O auxílio por incapacidade temporária, antigo auxílio-doença, é devido ao segurado que fica incapacitado para o trabalho ou para sua atividade habitual por período superior a 15 dias consecutivos, desde que cumpra os requisitos previdenciários.
O diagnóstico de uma doença não gera o benefício automaticamente. O ponto central é a repercussão da enfermidade ou do acidente sobre a capacidade de exercer a atividade habitual.
Requisitos
Em regra, são exigidos:
- qualidade de segurado;
- incapacidade temporária para o trabalho habitual;
- afastamento superior a 15 dias;
- carência de 12 contribuições mensais, quando aplicável.
O empregado de empresa recebe os primeiros 15 dias de afastamento do empregador. A partir do 16º dia, o pagamento pode ser assumido pelo INSS, se reconhecido o direito.
Quando a carência é dispensada
Não se exige carência quando a incapacidade decorre de acidente de qualquer natureza ou causa, doença profissional ou doença do trabalho. Também há dispensa para doenças previstas em lista legal, desde que atendidas as condições normativas.
Entre as enfermidades relacionadas pelo INSS estão tuberculose ativa, hanseníase, neoplasia maligna, cegueira, cardiopatia grave, doença de Parkinson, espondilite anquilosante, nefropatia grave, Aids e outras hipóteses previstas na regulamentação.
A dispensa de carência não elimina a necessidade de qualidade de segurado e de comprovação da incapacidade.
Documentação médica
O atestado ou relatório deve ser legível e conter, preferencialmente:
- identificação do paciente;
- diagnóstico ou descrição da doença;
- limitações funcionais;
- data de início da incapacidade;
- tempo estimado de afastamento;
- tratamentos realizados;
- assinatura e identificação do profissional.

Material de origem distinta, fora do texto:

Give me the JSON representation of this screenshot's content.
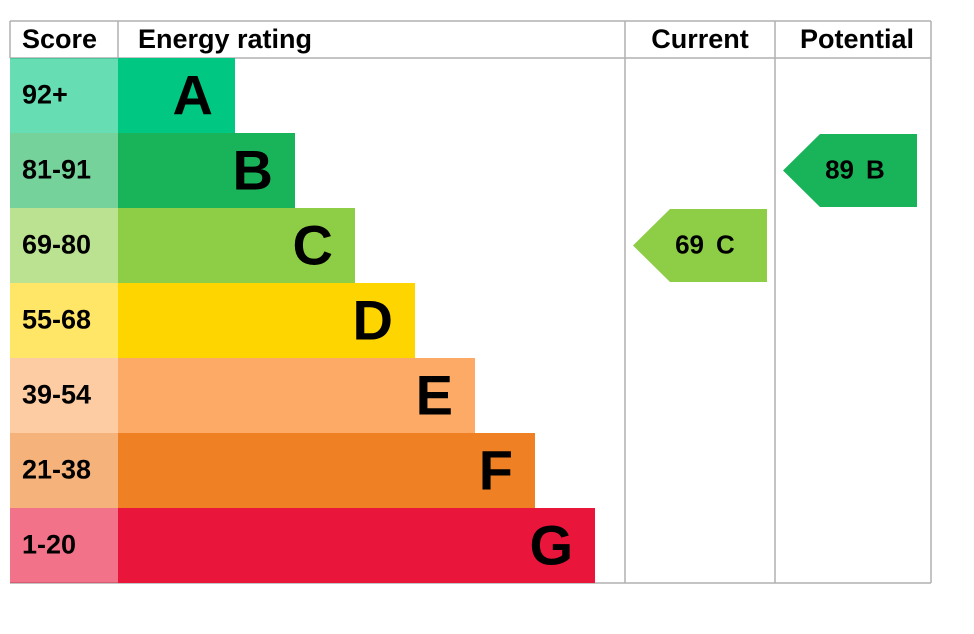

Exames, receitas e prontuários podem reforçar a prova, mas devem ser relacionados às exigências concretas da profissão. Um relatório que explique por que a pessoa não consegue exercer sua atividade costuma ser mais útil do que a simples indicação do código da doença.
Perícia e Atestmed
O pedido é feito pelo Meu INSS ou pela Central 135. Conforme o caso, o benefício pode ser analisado por perícia presencial ou por análise documental, conhecida como Atestmed.
No Atestmed, o segurado envia a documentação médica pelo sistema. O INSS pode conceder o benefício sem exame presencial, mas pode convocar para perícia quando houver dúvida, documento insuficiente ou necessidade de avaliação mais aprofundada.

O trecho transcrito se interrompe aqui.